Simple LLM Finetuner: An Overview
Simple LLM Finetuner is a welcoming and user-friendly tool designed for beginners to fine-tune various language models. It utilizes the LoRA (Low-Rank Adaptation) method through the PEFT library, making it accessible even with basic NVIDIA GPUs. The project aims to simplify the fine-tuning process for language models, allowing users to manage datasets, customize parameters, train, and evaluate models with ease.
Project Status
It's important to note that this project is considered inactive. Users are encouraged to explore alternative tools such as LLaMA-Factory, Unsloth, or the Text Generation Web UI for more current solutions.
Features of Simple LLM Finetuner
- User-Friendly Interface: The tool offers an intuitive interface where users can easily paste datasets separated by double blank lines.

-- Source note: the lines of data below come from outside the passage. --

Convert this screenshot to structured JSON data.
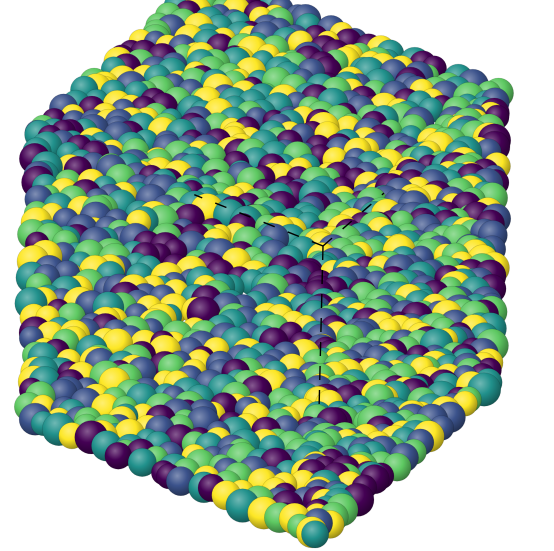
{
  "image": {
    "subject": "packed-spheres-cube",
    "background": "#ffffff",
    "palette": [
      "#440154",
      "#3b528b",
      "#21918c",
      "#5ec962",
      "#fde725"
    ],
    "outline_color": "#000000"
  }
}
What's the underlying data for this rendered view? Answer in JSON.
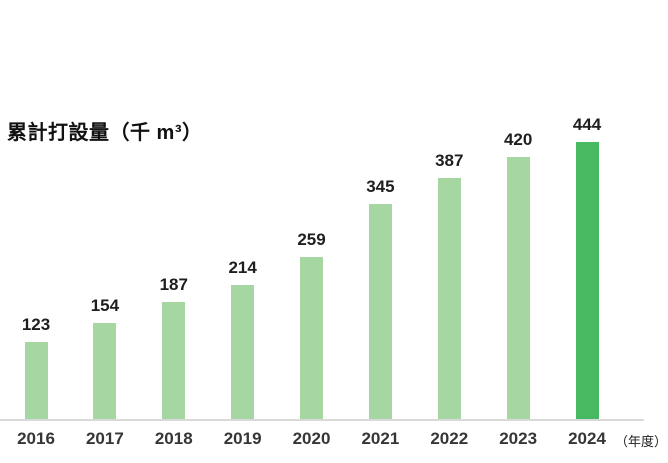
{
  "chart_data": {
    "type": "bar",
    "title": "累計打設量（千 m³）",
    "xlabel": "（年度）",
    "ylabel": "",
    "categories": [
      "2016",
      "2017",
      "2018",
      "2019",
      "2020",
      "2021",
      "2022",
      "2023",
      "2024"
    ],
    "values": [
      123,
      154,
      187,
      214,
      259,
      345,
      387,
      420,
      444
    ],
    "ylim": [
      0,
      444
    ],
    "grid": false,
    "legend_position": "none",
    "value_labels_shown": true,
    "highlight_index": 8,
    "colors": {
      "bar": "#a6d7a3",
      "bar_highlight": "#47b960",
      "axis_line": "#d9d9d9",
      "value_label": "#1f1f1f",
      "tick_label": "#363636",
      "title": "#111111"
    }
  }
}
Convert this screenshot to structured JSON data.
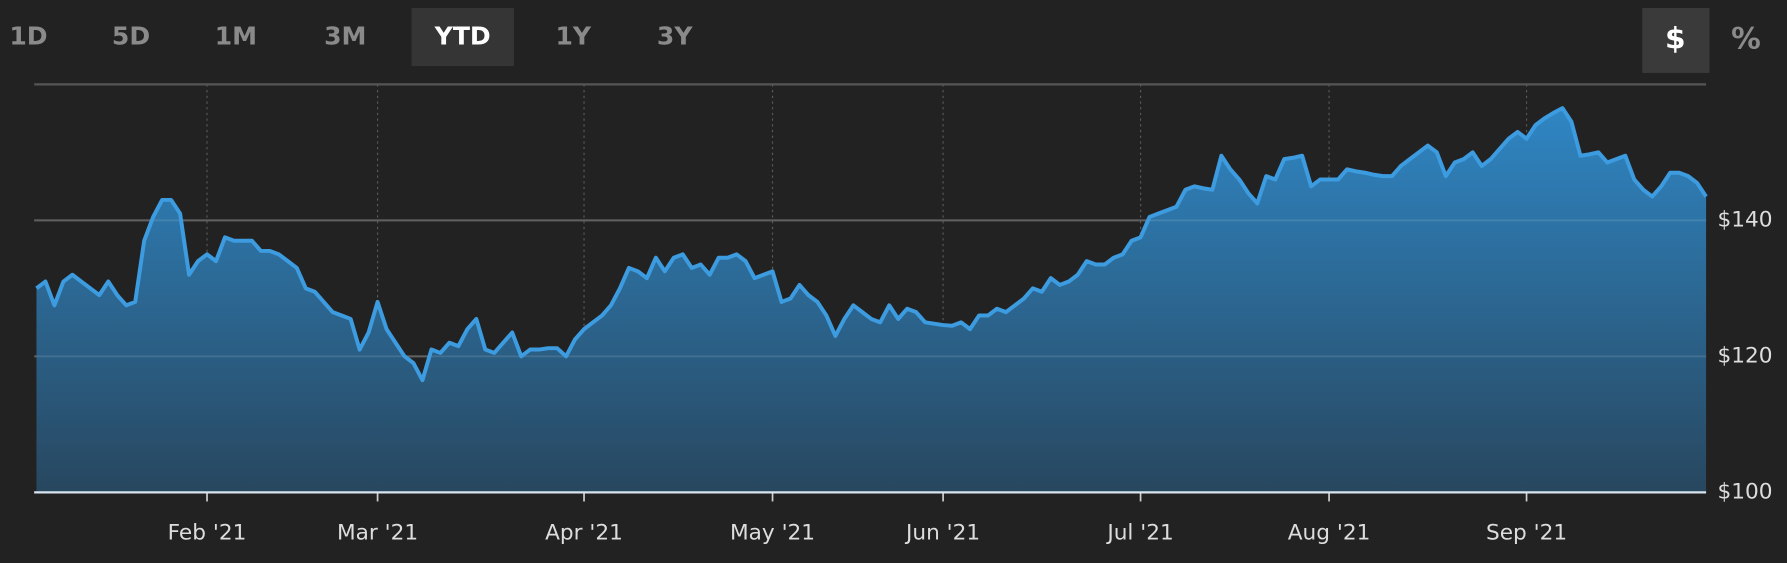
{
  "range_buttons": [
    "1D",
    "5D",
    "1M",
    "3M",
    "YTD",
    "1Y",
    "3Y"
  ],
  "selected_range": "YTD",
  "unit_buttons": [
    "$",
    "%"
  ],
  "selected_unit": "$",
  "chart_data": {
    "type": "area",
    "color": "#3d9be0",
    "categories": [
      null,
      null,
      null,
      null,
      null,
      null,
      null,
      null,
      null,
      null,
      null,
      null,
      null,
      null,
      null,
      null,
      null,
      null,
      null,
      "Feb '21",
      null,
      null,
      null,
      null,
      null,
      null,
      null,
      null,
      null,
      null,
      null,
      null,
      null,
      null,
      null,
      null,
      null,
      null,
      "Mar '21",
      null,
      null,
      null,
      null,
      null,
      null,
      null,
      null,
      null,
      null,
      null,
      null,
      null,
      null,
      null,
      null,
      null,
      null,
      null,
      null,
      null,
      null,
      "Apr '21",
      null,
      null,
      null,
      null,
      null,
      null,
      null,
      null,
      null,
      null,
      null,
      null,
      null,
      null,
      null,
      null,
      null,
      null,
      null,
      null,
      "May '21",
      null,
      null,
      null,
      null,
      null,
      null,
      null,
      null,
      null,
      null,
      null,
      null,
      null,
      null,
      null,
      null,
      null,
      null,
      "Jun '21",
      null,
      null,
      null,
      null,
      null,
      null,
      null,
      null,
      null,
      null,
      null,
      null,
      null,
      null,
      null,
      null,
      null,
      null,
      null,
      null,
      null,
      "Jul '21",
      null,
      null,
      null,
      null,
      null,
      null,
      null,
      null,
      null,
      null,
      null,
      null,
      null,
      null,
      null,
      null,
      null,
      null,
      null,
      null,
      "Aug '21",
      null,
      null,
      null,
      null,
      null,
      null,
      null,
      null,
      null,
      null,
      null,
      null,
      null,
      null,
      null,
      null,
      null,
      null,
      null,
      null,
      null,
      "Sep '21",
      null,
      null,
      null,
      null,
      null,
      null,
      null,
      null,
      null,
      null,
      null,
      null,
      null,
      null,
      null,
      null,
      null,
      null,
      null,
      null
    ],
    "values": [
      130,
      131,
      127.5,
      131,
      132,
      131,
      130,
      129,
      131,
      129,
      127.5,
      128,
      137,
      140.5,
      143,
      143,
      141,
      132,
      134,
      135,
      134,
      137.5,
      137,
      137,
      137,
      135.5,
      135.5,
      135,
      134,
      133,
      130,
      129.5,
      128,
      126.5,
      126,
      125.5,
      121,
      123.5,
      128,
      124,
      122,
      120,
      119,
      116.5,
      121,
      120.5,
      122,
      121.5,
      124,
      125.5,
      121,
      120.5,
      122,
      123.5,
      120,
      121,
      121,
      121.2,
      121.2,
      120,
      122.5,
      124,
      125,
      126,
      127.5,
      130,
      133,
      132.5,
      131.5,
      134.5,
      132.5,
      134.5,
      135,
      133,
      133.5,
      132,
      134.5,
      134.5,
      135,
      134,
      131.5,
      132,
      132.5,
      128,
      128.5,
      130.5,
      129,
      128,
      126,
      123,
      125.5,
      127.5,
      126.5,
      125.5,
      125,
      127.5,
      125.5,
      127,
      126.5,
      125,
      124.8,
      124.6,
      124.5,
      125,
      124,
      126,
      126,
      127,
      126.5,
      127.5,
      128.5,
      130,
      129.5,
      131.5,
      130.5,
      131,
      132,
      134,
      133.5,
      133.5,
      134.5,
      135,
      137,
      137.5,
      140.5,
      141,
      141.5,
      142,
      144.5,
      145,
      144.7,
      144.5,
      149.5,
      147.5,
      146,
      144,
      142.5,
      146.5,
      146,
      149,
      149.2,
      149.5,
      145,
      146,
      146,
      146,
      147.5,
      147.2,
      147,
      146.7,
      146.5,
      146.5,
      148,
      149,
      150,
      151,
      150,
      146.5,
      148.5,
      149,
      150,
      148,
      149,
      150.5,
      152,
      153,
      152,
      154,
      155,
      155.8,
      156.5,
      154.5,
      149.5,
      149.7,
      150,
      148.5,
      149,
      149.5,
      146,
      144.5,
      143.5,
      145,
      147,
      147,
      146.5,
      145.5,
      143.5
    ],
    "ylim": [
      100,
      160
    ],
    "yticks": [
      {
        "value": 100,
        "label": "$100"
      },
      {
        "value": 120,
        "label": "$120"
      },
      {
        "value": 140,
        "label": "$140"
      }
    ],
    "grid": true
  }
}
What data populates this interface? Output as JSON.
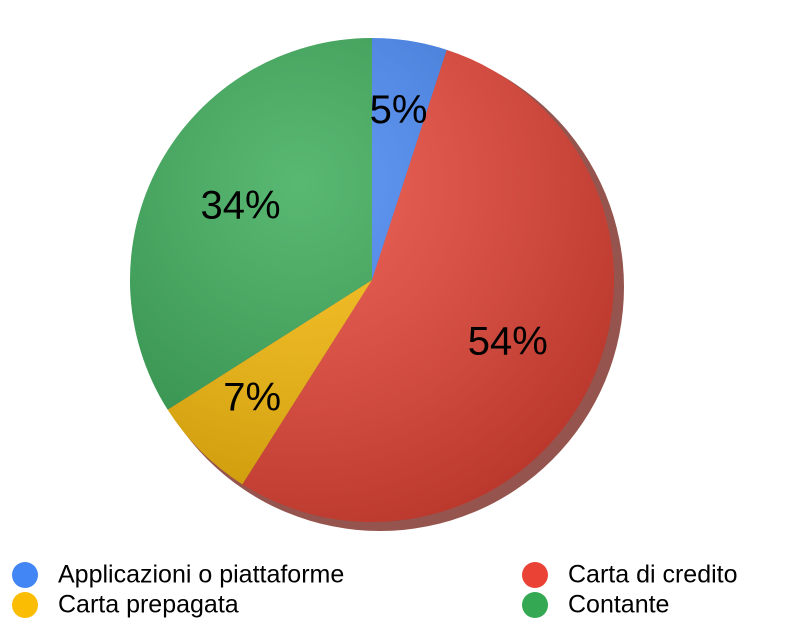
{
  "chart_data": {
    "type": "pie",
    "categories": [
      "Applicazioni o piattaforme",
      "Carta di credito",
      "Carta prepagata",
      "Contante"
    ],
    "values": [
      5,
      54,
      7,
      34
    ],
    "value_labels": [
      "5%",
      "54%",
      "7%",
      "34%"
    ],
    "colors": [
      "#4285f4",
      "#ea4335",
      "#fbbc04",
      "#34a853"
    ]
  }
}
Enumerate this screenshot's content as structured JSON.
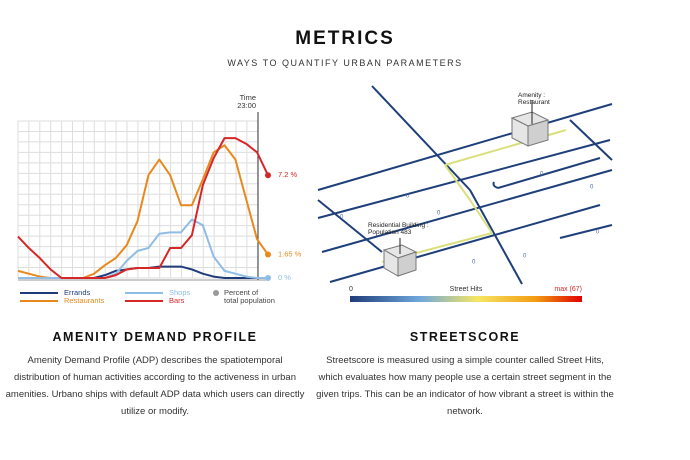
{
  "header": {
    "title": "METRICS",
    "subtitle": "WAYS TO QUANTIFY URBAN PARAMETERS"
  },
  "chart_data": {
    "type": "line",
    "categories": [
      null,
      null,
      null,
      null,
      null,
      null,
      null,
      null,
      null,
      null,
      null,
      null,
      null,
      null,
      null,
      null,
      null,
      null,
      null,
      null,
      null,
      null,
      null,
      null
    ],
    "ylim": [
      0,
      11
    ],
    "series": [
      {
        "name": "Errands",
        "color": "#1f3c7a",
        "values": [
          0,
          0,
          0,
          0,
          0,
          0,
          0,
          0,
          0.2,
          0.5,
          0.6,
          0.7,
          0.7,
          0.8,
          0.8,
          0.8,
          0.6,
          0.3,
          0.1,
          0,
          0,
          0,
          0,
          0
        ]
      },
      {
        "name": "Restaurants",
        "color": "#e8891e",
        "values": [
          0.5,
          0.3,
          0.1,
          0,
          0,
          0,
          0,
          0.3,
          0.9,
          1.4,
          2.3,
          4.0,
          7.2,
          8.3,
          7.2,
          5.1,
          5.1,
          6.9,
          8.8,
          9.3,
          8.3,
          5.5,
          2.7,
          1.65
        ]
      },
      {
        "name": "Shops",
        "color": "#8fbde6",
        "values": [
          0,
          0,
          0,
          0,
          0,
          0,
          0,
          0,
          0,
          0.3,
          1.2,
          1.9,
          2.1,
          3.1,
          3.2,
          3.2,
          4.1,
          3.7,
          1.5,
          0.5,
          0.3,
          0.1,
          0,
          0
        ]
      },
      {
        "name": "Bars",
        "color": "#d62728",
        "values": [
          2.9,
          2.1,
          1.4,
          0.6,
          0,
          0,
          0,
          0,
          0,
          0.2,
          0.6,
          0.7,
          0.7,
          0.7,
          2.1,
          2.1,
          3.0,
          6.5,
          8.4,
          9.8,
          9.8,
          9.4,
          8.8,
          7.2
        ]
      }
    ],
    "marker": {
      "title": "Time",
      "label": "23:00"
    },
    "annotations": [
      {
        "label": "7.2 %",
        "value": 7.2,
        "color": "#d62728"
      },
      {
        "label": "1.65 %",
        "value": 1.65,
        "color": "#e8891e"
      },
      {
        "label": "0 %",
        "value": 0,
        "color": "#8fbde6"
      }
    ],
    "legend_extra": {
      "label": "Percent of total population",
      "color": "#999999"
    }
  },
  "map": {
    "amenity": "Amenity : Restaurant",
    "building": "Residential Building : Population 483",
    "street_labels": [
      "0",
      "0",
      "0",
      "0",
      "0",
      "0",
      "0",
      "0"
    ],
    "colorbar": {
      "min": "0",
      "title": "Street Hits",
      "max": "max (67)"
    }
  },
  "sections": [
    {
      "title": "AMENITY DEMAND PROFILE",
      "text": "Amenity Demand Profile (ADP) describes the spatiotemporal distribution of human activities according to the activeness in urban amenities. Urbano ships with default ADP data which users can directly utilize or modify."
    },
    {
      "title": "STREETSCORE",
      "text": "Streetscore is measured using a simple counter called Street Hits, which evaluates how many people use a certain street segment in the given trips. This can be an indicator of how vibrant a street is within the network."
    }
  ]
}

- Flexible Adjustments: Users can adjust parameters tailored for fine-tuning and inference.
- Detailed Explanations: Provides explanations for each parameter, making it accessible for beginners.
Getting Started
Prerequisites
Before using Simple LLM Finetuner, ensure you have:
- Linux or Windows Subsystem for Linux (WSL)
- A modern NVIDIA GPU with at least 16 GB of VRAM, although smaller sample lengths might work with less.
Installation Guide
-
Set Up Environment: It is recommended to use a virtual environment, preferably Conda.
- Create and activate a new environment:
conda create -n simple-llm-finetuner python=3.10 conda activate simple-llm-finetuner
- Install necessary CUDA and PyTorch packages:
conda install -y cuda -c nvidia/label/cuda-11.7.0 conda install -y pytorch=2 pytorch-cuda=11.7 -c pytorch
- Create and activate a new environment:
-
Cloning the Repository:
- Clone the project and navigate into the directory:
git clone https://github.com/lxe/simple-llm-finetuner.git cd simple-llm-finetuner
- Install the required Python packages:
pip install -r requirements.txt
- Clone the project and navigate into the directory:
-
Launching the Application:
- Run the application:
python app.py
- Open the local server (http://127.0.0.1:7860/) in your web browser.
- Run the application:
Using the Finetuner
- Prepare Training Data: Separate each data sample with two blank lines and paste it into the provided textbox.
- Name Your Adapter: Enter a name for your new LoRA adapter in the designated textbox.
- Start Training: Click the train button. You may need to adjust sequence length and batch size based on your GPU capabilities. The fine-tuned model will be saved in the
lora/
directory.
Once training is complete, you can switch to the inference tab to test and explore your fine-tuned language model.
Visual Guide
A YouTube walkthrough is available for users who prefer visual guidance: YouTube Walkthrough.
License
The Simple LLM Finetuner is released under the MIT License, allowing for flexible use and modifications.